The company’s new mobile service, Kodak Mobile, will allow Cingular subscribers with camera phones to store and access photos and video. The service also allows users to beam images from mobile phones to retail kiosks equipped with printers. Kodak is Cingular’s sole provider of this service.
Kodak is also expanding its relationship with Nokia to create links between Kodak Mobile and selected phone models.
Mobile cameras phones account for just 10% of handsets worldwide, but it has been estimated that by 2006 there will be one billion camera phones, or about two-thirds of the market.

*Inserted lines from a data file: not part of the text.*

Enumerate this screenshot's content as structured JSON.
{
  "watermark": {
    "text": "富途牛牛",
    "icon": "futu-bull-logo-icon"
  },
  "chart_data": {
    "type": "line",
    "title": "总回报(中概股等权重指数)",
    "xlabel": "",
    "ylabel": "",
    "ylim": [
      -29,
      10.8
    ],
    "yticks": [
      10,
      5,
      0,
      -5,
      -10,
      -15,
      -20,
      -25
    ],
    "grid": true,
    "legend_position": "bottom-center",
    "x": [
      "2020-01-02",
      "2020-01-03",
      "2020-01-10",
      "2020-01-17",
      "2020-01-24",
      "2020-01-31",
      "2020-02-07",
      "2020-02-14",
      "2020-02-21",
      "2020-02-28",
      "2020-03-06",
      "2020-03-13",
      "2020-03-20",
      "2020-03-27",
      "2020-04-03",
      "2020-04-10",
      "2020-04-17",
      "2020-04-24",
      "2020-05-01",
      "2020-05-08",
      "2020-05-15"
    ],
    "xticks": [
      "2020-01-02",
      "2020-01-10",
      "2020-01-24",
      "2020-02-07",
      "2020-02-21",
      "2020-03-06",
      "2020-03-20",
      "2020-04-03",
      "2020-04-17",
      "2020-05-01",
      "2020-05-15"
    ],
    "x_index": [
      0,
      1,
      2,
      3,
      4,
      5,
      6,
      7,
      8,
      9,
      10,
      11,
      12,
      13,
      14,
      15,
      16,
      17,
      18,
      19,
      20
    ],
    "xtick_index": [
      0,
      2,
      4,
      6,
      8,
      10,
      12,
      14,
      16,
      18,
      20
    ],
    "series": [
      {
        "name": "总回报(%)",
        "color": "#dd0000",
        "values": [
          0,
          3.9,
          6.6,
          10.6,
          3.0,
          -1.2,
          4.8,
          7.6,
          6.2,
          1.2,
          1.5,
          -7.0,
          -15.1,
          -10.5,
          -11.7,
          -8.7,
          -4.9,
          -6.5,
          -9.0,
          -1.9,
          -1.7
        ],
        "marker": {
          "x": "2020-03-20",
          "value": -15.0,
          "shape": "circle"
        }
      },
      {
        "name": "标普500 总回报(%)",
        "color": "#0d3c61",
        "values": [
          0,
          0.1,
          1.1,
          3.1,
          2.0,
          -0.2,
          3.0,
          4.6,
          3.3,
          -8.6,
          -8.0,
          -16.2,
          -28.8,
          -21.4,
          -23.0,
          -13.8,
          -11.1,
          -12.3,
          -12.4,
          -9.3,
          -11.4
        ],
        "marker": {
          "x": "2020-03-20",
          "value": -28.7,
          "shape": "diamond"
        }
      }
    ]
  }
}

When it comes to digital technology Kodak is up against fierce competition in the form of Nikon [7731q.L] and Olympus [OOPT.F] in cameras, and Hewlett Packard [HPQ] and Sony [SNE] when it comes to printers. However, the Kodak Mobile service focuses not on hardware, but software modelled after Ofoto, its online photography subsidiary.
Kodak is hoping that gaining access to Cingular’s 23 million US subscribers will make mobile imaging ubiquitous and expects to forge partnerships with other wireless operators. Kodak also plans to develop retail kiosks, from 40,000 worldwide to 50,000.
Picture quality is also a hurdle. At the moment, camera phone images have poor resolution compared with that of digital cameras and analysts are sceptical that consumers will want to print them.
But companies are fast improving picture quality; with Casio [CACT.F] and Sharp [6753.T] already making mega-pixel mobile phone cameras that could rival digital cameras.